Prodigy: The Icarus Society sees the return of Edison Crane, a man who processes information at an almost quantum level. The information flooding his brain would concievably drive someone insane, but no doubt Crane takes weekly therapy appointments with one of his subconscious selves to ensure he works out any and all psychological issues. Because he needs constant stimulation, the billionaire inventor, daredevil, and mystery solver routinely seeks out challenges to overcome -- and sets them up for himself if the world won't oblige.

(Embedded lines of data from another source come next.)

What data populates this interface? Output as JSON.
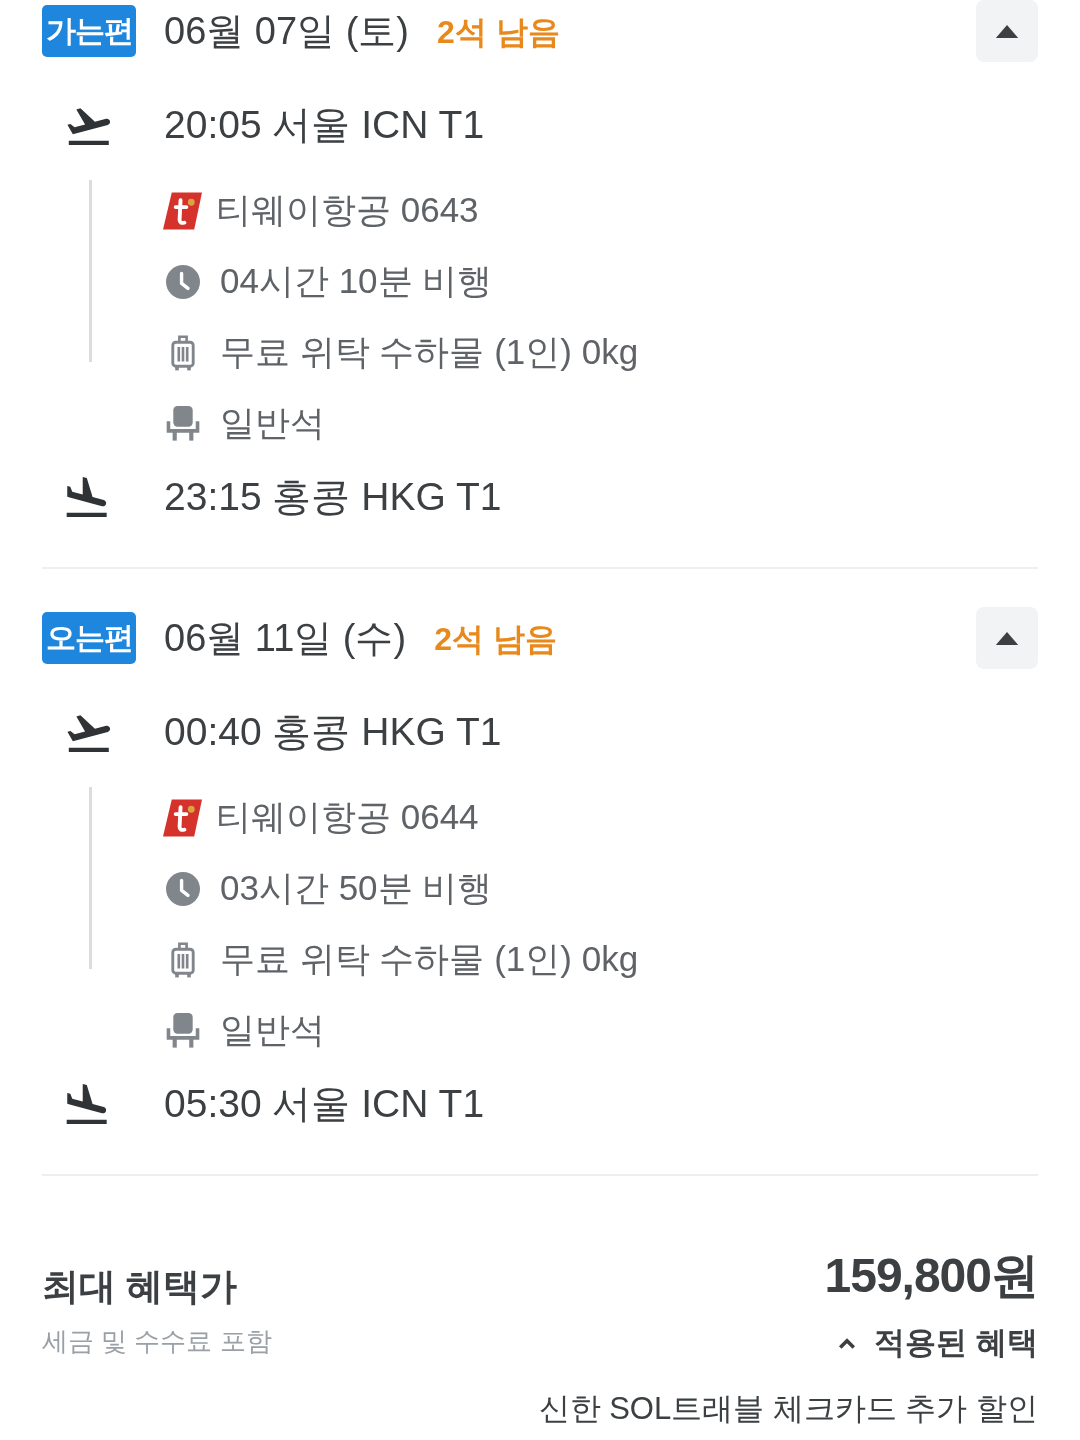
{
  "segments": [
    {
      "tag": "가는편",
      "date": "06월 07일 (토)",
      "seats_left": "2석 남음",
      "expanded": true,
      "departure": "20:05 서울 ICN T1",
      "details": [
        {
          "kind": "airline",
          "text": "티웨이항공 0643"
        },
        {
          "kind": "duration",
          "text": "04시간 10분 비행"
        },
        {
          "kind": "baggage",
          "text": "무료 위탁 수하물 (1인) 0kg"
        },
        {
          "kind": "cabin",
          "text": "일반석"
        }
      ],
      "arrival": "23:15 홍콩 HKG T1"
    },
    {
      "tag": "오는편",
      "date": "06월 11일 (수)",
      "seats_left": "2석 남음",
      "expanded": true,
      "departure": "00:40 홍콩 HKG T1",
      "details": [
        {
          "kind": "airline",
          "text": "티웨이항공 0644"
        },
        {
          "kind": "duration",
          "text": "03시간 50분 비행"
        },
        {
          "kind": "baggage",
          "text": "무료 위탁 수하물 (1인) 0kg"
        },
        {
          "kind": "cabin",
          "text": "일반석"
        }
      ],
      "arrival": "05:30 서울 ICN T1"
    }
  ],
  "price": {
    "label": "최대 혜택가",
    "note": "세금 및 수수료 포함",
    "amount": "159,800원",
    "benefits_toggle": {
      "label": "적용된 혜택",
      "expanded": true
    },
    "benefits": [
      "신한 SOL트래블 체크카드 추가 할인"
    ]
  }
}
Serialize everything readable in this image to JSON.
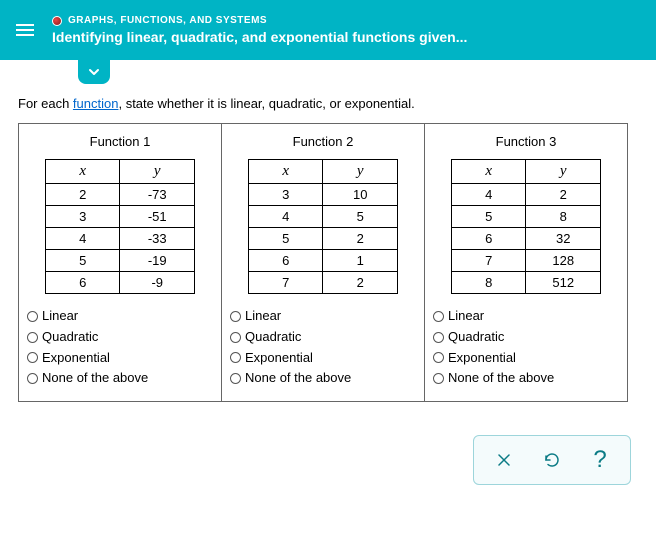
{
  "header": {
    "context": "GRAPHS, FUNCTIONS, AND SYSTEMS",
    "title": "Identifying linear, quadratic, and exponential functions given..."
  },
  "prompt": {
    "pre": "For each ",
    "link": "function",
    "post": ", state whether it is linear, quadratic, or exponential."
  },
  "columns": {
    "x_header": "x",
    "y_header": "y"
  },
  "functions": [
    {
      "title": "Function 1",
      "rows": [
        {
          "x": "2",
          "y": "-73"
        },
        {
          "x": "3",
          "y": "-51"
        },
        {
          "x": "4",
          "y": "-33"
        },
        {
          "x": "5",
          "y": "-19"
        },
        {
          "x": "6",
          "y": "-9"
        }
      ]
    },
    {
      "title": "Function 2",
      "rows": [
        {
          "x": "3",
          "y": "10"
        },
        {
          "x": "4",
          "y": "5"
        },
        {
          "x": "5",
          "y": "2"
        },
        {
          "x": "6",
          "y": "1"
        },
        {
          "x": "7",
          "y": "2"
        }
      ]
    },
    {
      "title": "Function 3",
      "rows": [
        {
          "x": "4",
          "y": "2"
        },
        {
          "x": "5",
          "y": "8"
        },
        {
          "x": "6",
          "y": "32"
        },
        {
          "x": "7",
          "y": "128"
        },
        {
          "x": "8",
          "y": "512"
        }
      ]
    }
  ],
  "options": [
    "Linear",
    "Quadratic",
    "Exponential",
    "None of the above"
  ]
}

But now the smartest man in the room is no longer a solo act. Enter Dr. Lucius Tong, another with the patience, planning, and preternatural intelligence to rival Crane's -- only he's on the amoral side of Crane's altruistic ethics. When we first meet Dr. Tong, he is being taken to prison after drawing in Crane to a hostage scene and handcuffing himself before surrendering. It's a foreboding scene that communicates Tong's cold intellect clearly to the reader. But if Al Jolson were writing the review on this issue, he'd no doubt look toward you now and say, "You ain't heard nothing yet."
But to tell you more of just how chilling is the mind of Tong would be to spoil the rest of this book, which is interspliced with scenes of Crane continuing to provide challenges for himself, such as racing cheetahs and writing fully-informed novels in his head that he will never publish
Prodigy: The Icarus Society is all the eye-popping, jaw-dropping, mind-agog-a-gogo brilliance that you find in some of the better known comic titles Millar has produced. Matteo Buffagni's artwork is a departure from the style Rafael Albuquerque brought to the first volume, a step toward more traditional comic book realism In a way, that takes makes the new arc a bit less believable than the first, where Albuquerque's more cartoonish style reminded you that this was a world where it was okay to be over-the-top and outlandish. Did I say "less beliefable?" No, that's not quite right as it sounds like I'm detracting from Buffagni's contribution. Less comfortable would be more likely. More frightening, more spine-tingling. More relateable -- which makes it all the more terrifying.
If you enjoy stories about the super-intellectual along the lines of Sherlock and Tom Swift, you don't want to miss this. And if you missed the first story arc, be sure to grab up the collected edition.